According to Kagan, U.S. TV station owners have continued to secure higher retrans fees in recent negotiations, with strong advances made at year-end 2014 from renewals and annual step-ups in existing contracts. The gains in retrans fees extracted from distributors also comes as broadcast networks are also expected to grow their reverse retrans fees from stations.
For 2015, Kagan projects reverse retrans could increase from $1.65 billion to $3.69 billion. SNL Kagan shows reverse retrans payments back to the networks growing from 42% to 60% of affiliates' retrans payments over that time.

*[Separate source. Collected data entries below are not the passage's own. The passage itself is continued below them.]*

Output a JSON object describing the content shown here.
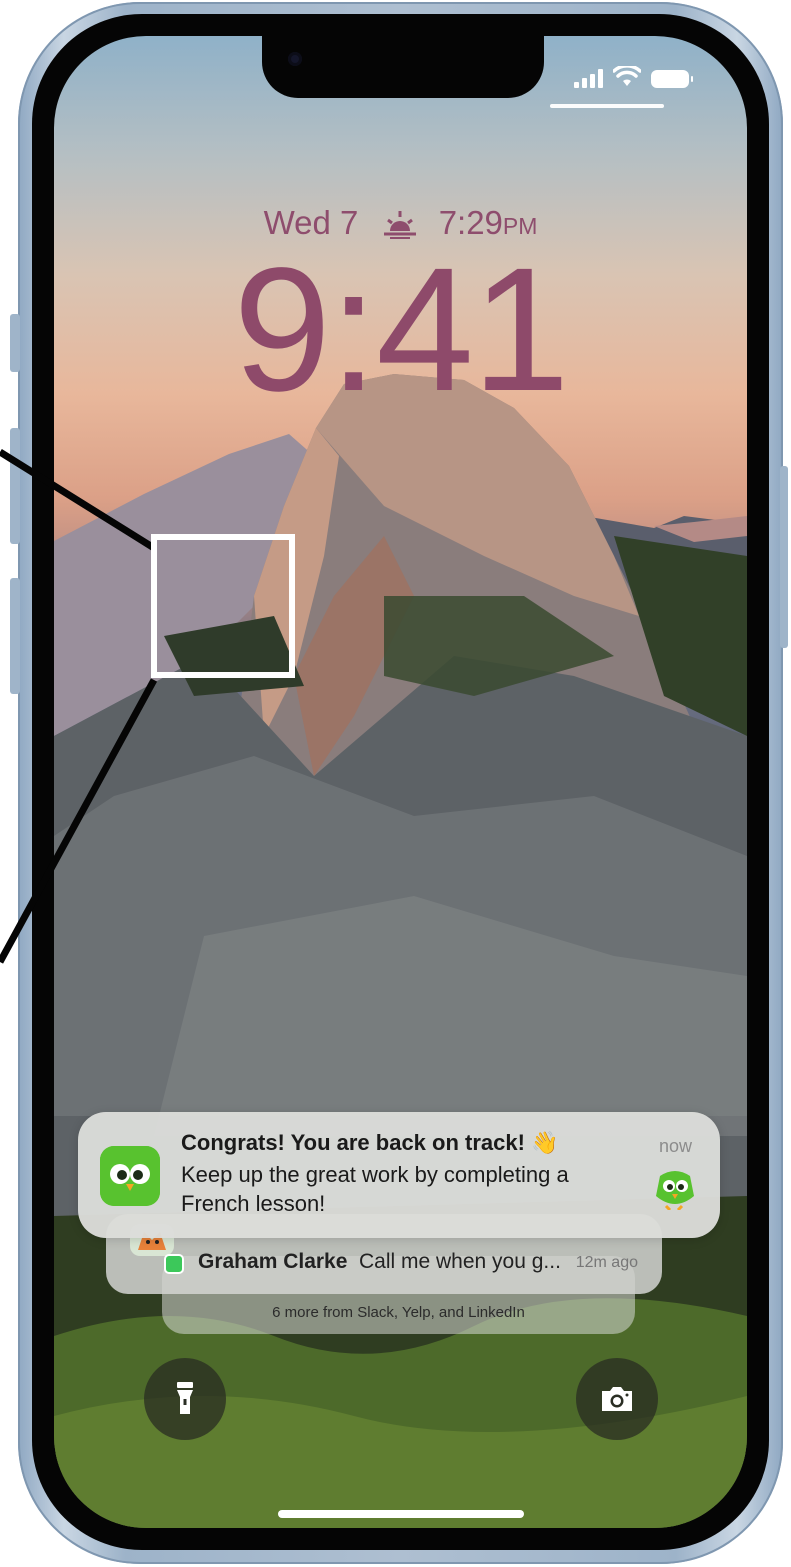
{
  "lockscreen": {
    "date": "Wed 7",
    "sunset_time": "7:29",
    "sunset_suffix": "PM",
    "clock": "9:41"
  },
  "status_bar": {
    "icons": [
      "signal-icon",
      "wifi-icon",
      "battery-icon"
    ]
  },
  "notifications": {
    "duolingo": {
      "title": "Congrats! You are back on track! 👋",
      "body": "Keep up the great work by completing a French lesson!",
      "time": "now"
    },
    "message": {
      "sender": "Graham Clarke",
      "text": "Call me when you g...",
      "time": "12m ago"
    },
    "more": "6 more from Slack, Yelp, and LinkedIn"
  },
  "quick_actions": {
    "left": "flashlight-icon",
    "right": "camera-icon"
  },
  "colors": {
    "clock": "#8e4a6a",
    "duolingo_green": "#58c22f",
    "messages_green": "#3cc85a"
  }
}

Although the level of reverse retrans paid back to the networks is rising, both stations and broadcasters are finding room to cooperate, particularly with over-the-top offerings like CBS All Access. These OTT initiatives enable stations to further monetize TV content and act as a hedge against potential retrans disputes and loss of multichannel subs via cord-cutting.
On average, stations will receive retrans fees of about $1.53 per subscriber per month by 2018, according to Kagan, putting them in the neighborhood of the priciest cable channels. According to Kagan, stations will be ahead of all but five cable networks in terms of affiliate fees by 2018 -- ESPN ($8.80), TNT ($2.16), FOX News ($1.67), FOX Sports 1 ($1.57), and Disney Channel ($1.56). Most RSNs are projected to be significantly above this average retrans fee benchmark for broadcast stations.